Ora, però, se davvero il Cts ribadirà la raccomandazione di utilizzarlo per gli over 60, i conti non tornano. Giusto scommettere sulle vaccinazioni per sconfiggere o limitare il Covid-19 e altrettanto giusto anche puntare su vaccinazioni massive, perché la velocità di copertura rallenta le possibilità del virus di mutare in varianti più contagiose e letali. Ma perché utilizzare Vaxzevria per i giovani, sapendo già da aprile che, secondo uno studio pubblicato dall’Ema, quando la circolazione del virus si abbassa di molto (come nella fase pandemica che stiamo vivendo) per chi ha meno di 50 anni il rischio di trombosi provocata dal vaccino è superiore al rischio di morire se infettati dal coronavirus? O per le donne under 40, visto che le osservazioni dei casi hanno mostrato che a essere colpite dai trombi sono proprio quelle tra i 18 e i 55 anni? E perché Astrazeneca non è stato invece destinato agli oltre 3,3 milioni di over 60 a elevato rischio di ospedalizzazione e decesso che al 2 giugno non avevano ancora ricevuto nemmeno la prima dose di vaccino?

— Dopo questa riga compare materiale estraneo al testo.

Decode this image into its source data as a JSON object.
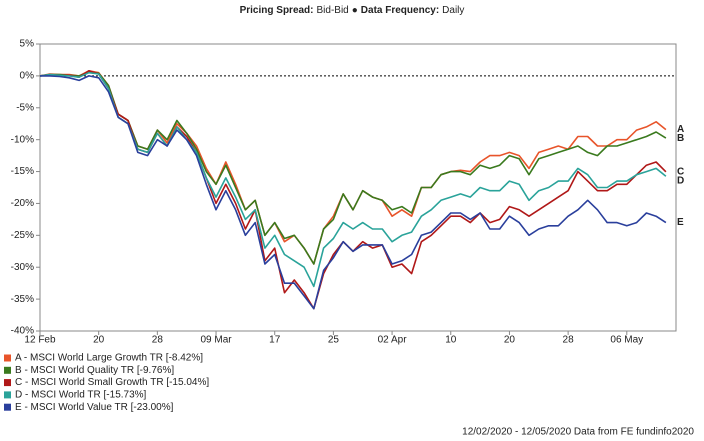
{
  "chart_data": {
    "type": "line",
    "header": [
      {
        "text": "Pricing Spread:",
        "bold": true
      },
      {
        "text": "Bid-Bid",
        "bold": false
      },
      {
        "text": "●",
        "bold": true
      },
      {
        "text": "Data Frequency:",
        "bold": true
      },
      {
        "text": "Daily",
        "bold": false
      }
    ],
    "footer": "12/02/2020 - 12/05/2020 Data from FE fundinfo2020",
    "x": [
      "12 Feb",
      "13 Feb",
      "14 Feb",
      "17 Feb",
      "18 Feb",
      "19 Feb",
      "20 Feb",
      "21 Feb",
      "24 Feb",
      "25 Feb",
      "26 Feb",
      "27 Feb",
      "28 Feb",
      "02 Mar",
      "03 Mar",
      "04 Mar",
      "05 Mar",
      "06 Mar",
      "09 Mar",
      "10 Mar",
      "11 Mar",
      "12 Mar",
      "13 Mar",
      "16 Mar",
      "17 Mar",
      "18 Mar",
      "19 Mar",
      "20 Mar",
      "23 Mar",
      "24 Mar",
      "25 Mar",
      "26 Mar",
      "27 Mar",
      "30 Mar",
      "31 Mar",
      "01 Apr",
      "02 Apr",
      "03 Apr",
      "06 Apr",
      "07 Apr",
      "08 Apr",
      "09 Apr",
      "10 Apr",
      "13 Apr",
      "14 Apr",
      "15 Apr",
      "16 Apr",
      "17 Apr",
      "20 Apr",
      "21 Apr",
      "22 Apr",
      "23 Apr",
      "24 Apr",
      "27 Apr",
      "28 Apr",
      "29 Apr",
      "30 Apr",
      "01 May",
      "04 May",
      "05 May",
      "06 May",
      "07 May",
      "08 May",
      "11 May",
      "12 May"
    ],
    "xticks": [
      {
        "value": "12 Feb",
        "label": "12 Feb"
      },
      {
        "value": "20 Feb",
        "label": "20"
      },
      {
        "value": "28 Feb",
        "label": "28"
      },
      {
        "value": "09 Mar",
        "label": "09 Mar"
      },
      {
        "value": "17 Mar",
        "label": "17"
      },
      {
        "value": "25 Mar",
        "label": "25"
      },
      {
        "value": "02 Apr",
        "label": "02 Apr"
      },
      {
        "value": "10 Apr",
        "label": "10"
      },
      {
        "value": "20 Apr",
        "label": "20"
      },
      {
        "value": "28 Apr",
        "label": "28"
      },
      {
        "value": "06 May",
        "label": "06 May"
      }
    ],
    "ylim": [
      -40,
      5
    ],
    "yticks": [
      {
        "value": 5,
        "label": "5%"
      },
      {
        "value": 0,
        "label": "0%"
      },
      {
        "value": -5,
        "label": "-5%"
      },
      {
        "value": -10,
        "label": "-10%"
      },
      {
        "value": -15,
        "label": "-15%"
      },
      {
        "value": -20,
        "label": "-20%"
      },
      {
        "value": -25,
        "label": "-25%"
      },
      {
        "value": -30,
        "label": "-30%"
      },
      {
        "value": -35,
        "label": "-35%"
      },
      {
        "value": -40,
        "label": "-40%"
      }
    ],
    "zero_line": true,
    "series": [
      {
        "name": "A - MSCI World Large Growth TR [-8.42%]",
        "end_label": "A",
        "color": "#e8542a",
        "values": [
          0,
          0.3,
          0.2,
          0.2,
          0,
          0.8,
          0.5,
          -1.5,
          -6,
          -7,
          -11,
          -11.5,
          -8.5,
          -10.5,
          -7.5,
          -9,
          -11,
          -14.5,
          -17,
          -13.5,
          -17,
          -21,
          -19.5,
          -25,
          -23,
          -26,
          -25,
          -27,
          -29.5,
          -24,
          -22,
          -18.5,
          -21,
          -18,
          -19,
          -19.5,
          -22,
          -21,
          -22,
          -17.5,
          -17.5,
          -15.5,
          -15,
          -14.8,
          -15,
          -13.5,
          -12.5,
          -12.5,
          -12,
          -12.5,
          -14.5,
          -12,
          -11.5,
          -11,
          -11.5,
          -9.5,
          -9.5,
          -11,
          -11,
          -10,
          -10,
          -8.5,
          -8,
          -7.2,
          -8.42
        ]
      },
      {
        "name": "B - MSCI World Quality TR [-9.76%]",
        "end_label": "B",
        "color": "#3a7a1e",
        "values": [
          0,
          0.2,
          0.2,
          0.1,
          0,
          0.6,
          0.4,
          -1.5,
          -6,
          -7,
          -11,
          -11.5,
          -8.5,
          -10,
          -7,
          -9,
          -11.5,
          -15,
          -17,
          -14,
          -17.5,
          -21,
          -19.5,
          -25,
          -23,
          -25.5,
          -25,
          -27,
          -29.5,
          -24,
          -22.5,
          -18.5,
          -21,
          -18,
          -19,
          -19.5,
          -21,
          -20.5,
          -21.5,
          -17.5,
          -17.5,
          -15.5,
          -15,
          -15,
          -15.5,
          -14,
          -14.5,
          -14,
          -12.5,
          -13,
          -15.5,
          -13,
          -12.5,
          -12,
          -11.5,
          -11,
          -12,
          -12.5,
          -11,
          -11,
          -10.5,
          -10,
          -9.5,
          -8.8,
          -9.76
        ]
      },
      {
        "name": "C - MSCI World Small Growth TR [-15.04%]",
        "end_label": "C",
        "color": "#b01818",
        "values": [
          0,
          0.2,
          0.1,
          0.1,
          -0.2,
          0.8,
          0.3,
          -2,
          -6,
          -7,
          -11.5,
          -12,
          -9,
          -11,
          -8,
          -9.5,
          -12,
          -16,
          -20,
          -17,
          -20,
          -24,
          -21,
          -29,
          -27,
          -34,
          -32,
          -34,
          -36.5,
          -31,
          -28,
          -26,
          -27.5,
          -26,
          -27,
          -26.5,
          -30,
          -29.5,
          -31,
          -26,
          -25,
          -23.5,
          -22,
          -22,
          -23,
          -21.5,
          -23,
          -22.5,
          -20.5,
          -21,
          -22,
          -21,
          -20,
          -19,
          -18,
          -15,
          -16.5,
          -18,
          -18,
          -17,
          -17,
          -15.5,
          -14,
          -13.5,
          -15.04
        ]
      },
      {
        "name": "D - MSCI World TR [-15.73%]",
        "end_label": "D",
        "color": "#2aa39a",
        "values": [
          0,
          0.2,
          0.1,
          0,
          -0.2,
          0.5,
          0.3,
          -2,
          -6.5,
          -7.5,
          -11.5,
          -12,
          -9,
          -11,
          -8,
          -10,
          -12,
          -16,
          -19,
          -16,
          -19,
          -22.5,
          -21,
          -27,
          -25,
          -28,
          -29,
          -30,
          -33,
          -27,
          -25.5,
          -23,
          -24,
          -23,
          -24,
          -24,
          -26,
          -25,
          -24.5,
          -22,
          -21,
          -19.5,
          -19,
          -18.5,
          -19,
          -17.5,
          -18,
          -18,
          -16.5,
          -17,
          -19.5,
          -18,
          -17.5,
          -16.5,
          -16.5,
          -14.5,
          -15.5,
          -17.5,
          -17.5,
          -16.5,
          -16.5,
          -15.5,
          -15,
          -14.5,
          -15.73
        ]
      },
      {
        "name": "E - MSCI World Value TR [-23.00%]",
        "end_label": "E",
        "color": "#2a3f9c",
        "values": [
          0,
          0,
          -0.1,
          -0.3,
          -0.7,
          0,
          -0.3,
          -2.5,
          -6.5,
          -7.5,
          -12,
          -12.5,
          -10,
          -11,
          -8.5,
          -10,
          -12.5,
          -17,
          -21,
          -18,
          -21,
          -25,
          -23,
          -29.5,
          -28,
          -32.5,
          -32.5,
          -34.5,
          -36.5,
          -30.5,
          -28.5,
          -26,
          -27.5,
          -26.5,
          -26.5,
          -26.5,
          -29.5,
          -29,
          -28,
          -25,
          -24.5,
          -23,
          -21.5,
          -21.5,
          -22.5,
          -21.5,
          -24,
          -24,
          -22,
          -23,
          -25,
          -24,
          -23.5,
          -23.5,
          -22,
          -21,
          -19.5,
          -21,
          -23,
          -23,
          -23.5,
          -23,
          -21.5,
          -22,
          -23
        ]
      }
    ]
  }
}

Restano da capire due cose. Quale richiamo è consigliabile per gli under 60 vaccinati con la prima dose di Vaxzevria? E che cosa fare dei vaccini a vettore virale, come appunto AstraZeneca, che rappresentano il 20% dell’approvvigionamento per il piano vaccinale? “Premesso che grazie agli Open day, in termini di sanità pubblica, si possono vaccinare tutti coloro che lo desiderano utilizzando i vaccini a mRna – risponde Fabrizio Pregliasco, ricercatore del Dipartimento di scienze biomediche per la salute dell’Università di Milano -, va detto che ormai AstraZeneca è visto come un vaccino che genera paura e sfiducia. Forse si potrebbe evitare di somministrarlo anche alle donne più giovani, ma rinunciarvi del tutto vorrebbe dire ridurre la quantità e velocità di copertura della vaccinazione. Penso però che non sarà facile convincere anche gli over 60 ancora riottosi a farsi vaccinare con il Vaxzevria, perché la paura ha colpito anche loro”.